UP!

Opening day for a movie branded a “children’s film” by our culture is quite a sight to behold. There were lots of kids with not near as many parents, a couple of toddlers and at least one baby (who cried in the middle of the movie but wasn’t taken outside). We settled in and crossed our fingers that the noise would subside after the film actually started. I fully expected the kids to be the problem, but a group of teenagers turned out to be the problem initially. They were loud, giggly and boisterous, which is fine at a dance or even outside, but at a movie is totally inappropriate. Johnathan shushed them, someone in the row behind us did, too, and it took a threat to have them kicked out just as the movie was starting to get them to quiet down.

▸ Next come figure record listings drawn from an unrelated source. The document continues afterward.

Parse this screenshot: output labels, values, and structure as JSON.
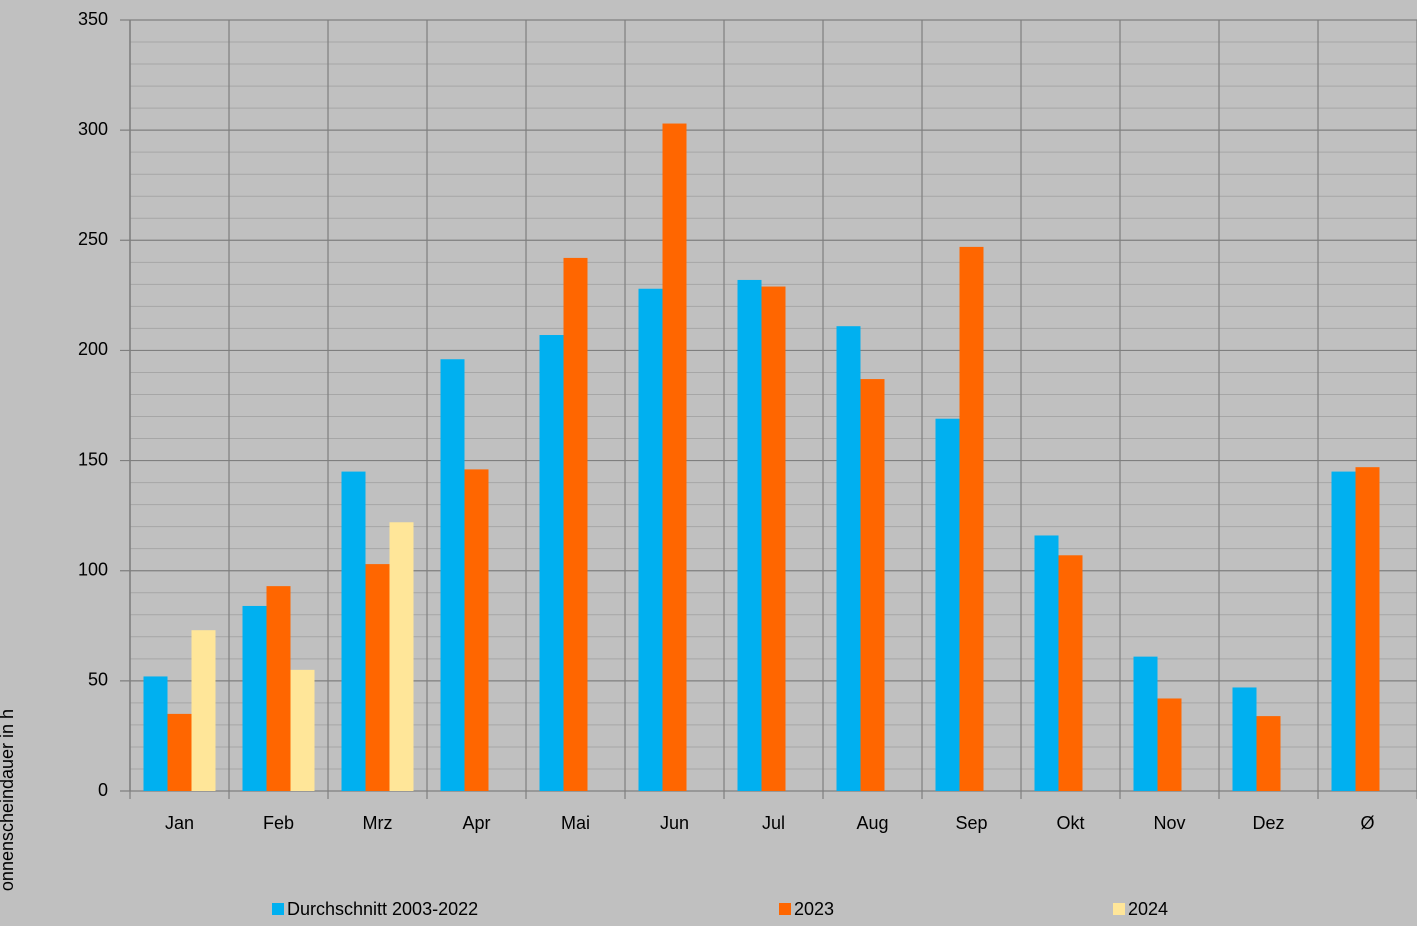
{
  "chart_data": {
    "type": "bar",
    "y_label": "onnenscheindauer in h",
    "categories": [
      "Jan",
      "Feb",
      "Mrz",
      "Apr",
      "Mai",
      "Jun",
      "Jul",
      "Aug",
      "Sep",
      "Okt",
      "Nov",
      "Dez",
      "Ø"
    ],
    "series": [
      {
        "name": "Durchschnitt 2003-2022",
        "color": "#00b0f0",
        "values": [
          52,
          84,
          145,
          196,
          207,
          228,
          232,
          211,
          169,
          116,
          61,
          47,
          145
        ]
      },
      {
        "name": "2023",
        "color": "#ff6600",
        "values": [
          35,
          93,
          103,
          146,
          242,
          303,
          229,
          187,
          247,
          107,
          42,
          34,
          147
        ]
      },
      {
        "name": "2024",
        "color": "#ffe699",
        "values": [
          73,
          55,
          122,
          null,
          null,
          null,
          null,
          null,
          null,
          null,
          null,
          null,
          null
        ]
      }
    ],
    "ylim": [
      0,
      350
    ],
    "yticks": [
      0,
      50,
      100,
      150,
      200,
      250,
      300,
      350
    ],
    "grid": true,
    "legend": "bottom"
  }
}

The initial noise issues aside, I was getting pretty excited about the movie. The short was sweet and well-animated, as all of Pixar’s pre-movie shorts have been to date. There’s not much to say about it, other than that I enjoyed it. I wasn’t able to fully immerse myself as I wanted to do, thanks to the noise coming from people all around. Nobody in that theater seemed to have the same interest in the short as we did. But after the noise died down and the lights fully dimmed, we were ready to fully take in Up for the first time. (Spoilers, coming your way!)

The first ten minutes of the movie were spent establishing what the trailers neglected to even hint at: the backstory and motive for the whole movie. We learn about adventurer Charles Munz, who finds a mysterious and exotic land called Paradise Falls (otherwise known as South America – Venezuela in particular), and about his rise to fame and subsequent downfall as the scientific community calls him a fraud. A young Carl Fredrickson finds the excitement and adventure exciting and dreams of traveling to Paradise Falls himself. He travels past a house (presumably on his way home), and happens upon a ramshackle old house, in which a young girl (Ellie) with the same aspirations is playing that she is traveling herself to the same exotic location. The story goes into a montage after that, through the lives of Carl and Ellie, starting with their marriage and culminating with her death. The adventuring dream is part of their life, but they never quite get to going on the grand adventures dreamed up in their childhood. And that’s where the meat of the movie starts.

As anyone who’s seen the trailer can probably piece together from here, he decides to lift his house with balloons (inspired by an unfortunate incident in which Carl hits a construction worker with his cane and is subsequently taken to court, then ends up being told to move to a retirement home), the not-a-boy-scout boy-scout child (Russell) ends up accidentally tagging along. The rest of the movie is a hijinks, where Russel and Carl end up completely out of their element, both with each other and with their surroundings.

Without giving away the rest of the movie, I can say that it’s hilarious and exciting, somewhat sinister in spots (as sinister as any Pixar film has really managed to get at this point, anyway), and completely heartwarming. It’s always lovely to see characters change and transform over the course of an hour and a half. I would say Pixar did it again. It’s not a run away smash hit in the way that some of the previous movies were.

Part of that problem may be caused by inadequate advertising. None of the trailers that I saw touched at all on the backstory or the motive for Carl’s need to elevate his home with balloons. As a result, we’re left with a lot of amusing moments plucked from the movies without any context whatsoever, a villain with a motive that we know nothing about who inexplicably wants to do something to or get something from our heroes, but we have no idea what. Honestly, thinking about it, I have no idea what would motivate anyone to see this film, other than an inherent love for Pixar and/or animated films. For once, I feel like Pixar has failed at successfully marketing their film in terms of getting a successful trailer out to the public. If Up does not do as well as some of their previous films, I don’t think it’s for lack of story or animation quality – those are both top-knotch as always, but for an inadequate trailer that just doesn’t do what a trailer is meant to do: get people into the theater to see that movie.

All in all, I enjoyed it. Pixar proves once again that they value story over eye candy and then they put the eye candy into the movie anyway. I will be going back to see it again, and I will definitely be seeing it in 3-D before it’s out of theaters. It’s a movie I can recommend with confidence.